Last weekend I had the pleasure of attending a "One-Hour Wine Expert" seminar at Lake Placid's Mirror Lake Inn with Kevin Zraly, author of the best-selling Windows on the World Complete Wine Course and the 2011 recipient of the James Beard Foundation's Lifetime Achievement Award. I don't know if the seminar turned me into a wine expert, but I did learn a few things and was thoroughly entertained in the process.
Zraly was the wine director at the Windows on the World, the restaurant atop the World Trade Center that, before it was destroyed in the terrorist attack of 2001, sold more wine than any other establishment in the country. Since then he's been focused on wine education as a roving connoisseur, raconteur and probably some other French nouns. But his high-energy presentation is purely American, delivered with equal parts Jay Leno–style witty audience banter and Tony Robbins zeal (there was even some tongue-in-cheek "what-your-favorite-wine-says-about-you" analysis).
Zraly shared some interesting tidbits about American wine consumption and how it's changed over his four decades in the business. "This is the golden age of wine," he said, explaining that there is more good, affordable wine available now than at any time in history. And we're drinking a lot more than we used to. In the 1970s, the domestic wine industry had yet to really take off, and Americans were far behind Europeans in their wine consumption. In 2010 the United States overtook France as the world's biggest consumer of wine, according to a recent report from Gomberg, Fredrikson & Associates.

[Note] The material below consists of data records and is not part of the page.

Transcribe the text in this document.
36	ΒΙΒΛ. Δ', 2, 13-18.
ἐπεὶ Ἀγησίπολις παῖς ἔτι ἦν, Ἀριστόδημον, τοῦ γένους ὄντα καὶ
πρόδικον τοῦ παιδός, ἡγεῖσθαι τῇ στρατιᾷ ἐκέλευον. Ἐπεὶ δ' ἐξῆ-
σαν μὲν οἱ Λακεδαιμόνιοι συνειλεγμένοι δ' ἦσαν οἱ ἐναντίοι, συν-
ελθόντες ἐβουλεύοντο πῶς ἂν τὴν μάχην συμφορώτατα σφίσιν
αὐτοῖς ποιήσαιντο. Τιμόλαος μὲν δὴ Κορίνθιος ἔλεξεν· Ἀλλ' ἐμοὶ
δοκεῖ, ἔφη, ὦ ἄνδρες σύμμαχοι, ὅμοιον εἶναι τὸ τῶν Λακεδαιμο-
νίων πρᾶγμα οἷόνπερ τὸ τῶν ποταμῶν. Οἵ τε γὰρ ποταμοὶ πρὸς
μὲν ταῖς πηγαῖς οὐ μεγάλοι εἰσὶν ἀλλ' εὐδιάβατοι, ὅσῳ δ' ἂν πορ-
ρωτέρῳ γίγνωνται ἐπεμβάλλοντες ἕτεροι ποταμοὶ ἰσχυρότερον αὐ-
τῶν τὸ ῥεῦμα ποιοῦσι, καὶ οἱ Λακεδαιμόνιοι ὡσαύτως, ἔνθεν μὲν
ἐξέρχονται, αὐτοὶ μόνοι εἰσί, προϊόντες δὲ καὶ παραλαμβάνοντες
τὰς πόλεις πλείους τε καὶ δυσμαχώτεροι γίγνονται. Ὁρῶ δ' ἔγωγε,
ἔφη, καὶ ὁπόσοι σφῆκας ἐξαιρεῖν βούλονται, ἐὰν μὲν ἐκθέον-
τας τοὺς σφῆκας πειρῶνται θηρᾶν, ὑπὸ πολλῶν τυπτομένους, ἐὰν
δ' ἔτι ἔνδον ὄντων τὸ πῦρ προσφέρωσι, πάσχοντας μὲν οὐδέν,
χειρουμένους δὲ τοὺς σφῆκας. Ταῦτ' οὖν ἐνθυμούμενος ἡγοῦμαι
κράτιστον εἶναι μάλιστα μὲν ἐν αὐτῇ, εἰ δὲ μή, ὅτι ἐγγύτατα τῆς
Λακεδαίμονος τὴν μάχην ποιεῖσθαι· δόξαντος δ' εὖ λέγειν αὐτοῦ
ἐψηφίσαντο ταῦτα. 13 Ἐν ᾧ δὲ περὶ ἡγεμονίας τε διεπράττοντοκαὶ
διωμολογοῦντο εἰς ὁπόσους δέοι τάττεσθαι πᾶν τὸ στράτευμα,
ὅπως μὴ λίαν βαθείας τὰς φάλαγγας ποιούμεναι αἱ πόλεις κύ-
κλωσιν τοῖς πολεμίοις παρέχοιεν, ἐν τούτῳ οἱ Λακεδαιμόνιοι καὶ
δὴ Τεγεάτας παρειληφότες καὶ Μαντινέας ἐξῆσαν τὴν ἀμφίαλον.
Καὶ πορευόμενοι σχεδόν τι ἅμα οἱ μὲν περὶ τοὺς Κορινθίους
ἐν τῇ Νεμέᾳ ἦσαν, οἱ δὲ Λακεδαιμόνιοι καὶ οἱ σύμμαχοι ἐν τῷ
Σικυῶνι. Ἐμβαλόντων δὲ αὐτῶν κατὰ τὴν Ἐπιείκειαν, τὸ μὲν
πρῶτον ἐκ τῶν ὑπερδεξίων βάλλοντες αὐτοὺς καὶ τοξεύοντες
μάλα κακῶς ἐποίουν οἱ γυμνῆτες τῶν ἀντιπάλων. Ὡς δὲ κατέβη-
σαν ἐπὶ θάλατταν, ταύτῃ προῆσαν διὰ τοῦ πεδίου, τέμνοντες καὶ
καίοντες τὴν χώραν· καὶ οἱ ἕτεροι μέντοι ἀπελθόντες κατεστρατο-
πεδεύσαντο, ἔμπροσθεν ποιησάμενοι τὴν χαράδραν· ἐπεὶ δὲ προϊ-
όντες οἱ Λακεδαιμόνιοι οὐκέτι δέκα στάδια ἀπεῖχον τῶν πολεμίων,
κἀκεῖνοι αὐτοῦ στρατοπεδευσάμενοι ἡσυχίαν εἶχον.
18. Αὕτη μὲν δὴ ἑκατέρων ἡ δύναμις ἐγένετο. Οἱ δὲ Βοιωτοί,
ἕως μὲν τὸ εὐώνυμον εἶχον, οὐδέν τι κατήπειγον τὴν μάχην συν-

This doesn't mean, of course, that we are the largest per capita consumers of wine—not by a long shot. That distinction goes to the Vatican city-state, followed by Luxembourg, according to the Wine Institute's latest report, from 2009. Zraly noted that 40 percent of Americans don't drink any alcohol at all, and many more prefer beer or spirits.
But those of us who do drink wine are quaffing it in larger quantities, and in ways that surprise and possibly dismay traditionalists, i.e. frequently without food. The practice of pairing wine and food comes from centuries of European tradition, where wine is an essential component of leisurely meals. That lifestyle doesn't exist for most people in the United States. Earlier this week the New York Times wine critic Sam Sifton Eric Asimov wrote about a recent survey of 800 Americans who drink wine frequently; it found that only 46 percent of the wine they drank was consumed with a meal. The rest was paired either with snacks like nuts and crackers, or without food at all. Sifton, Asimov, who wrote that he considers wine "a grocery item" (despite the fact that New York law prohibits wine sales in grocery stores), added that he found "the idea of divorcing food and wine unsettling, to say the least."
Personally, I'm not surprised by the survey results, because those percentages correlate almost exactly with my own wine consumption; I like a glass with dinner, but I will just as frequently drink it in place of a cocktail at a party or to unwind after work. I'm admittedly no wine expert—even after an hour with Zraly—but I imagine the industry doesn't care how people are drinking their product, as long as they're drinking more of it.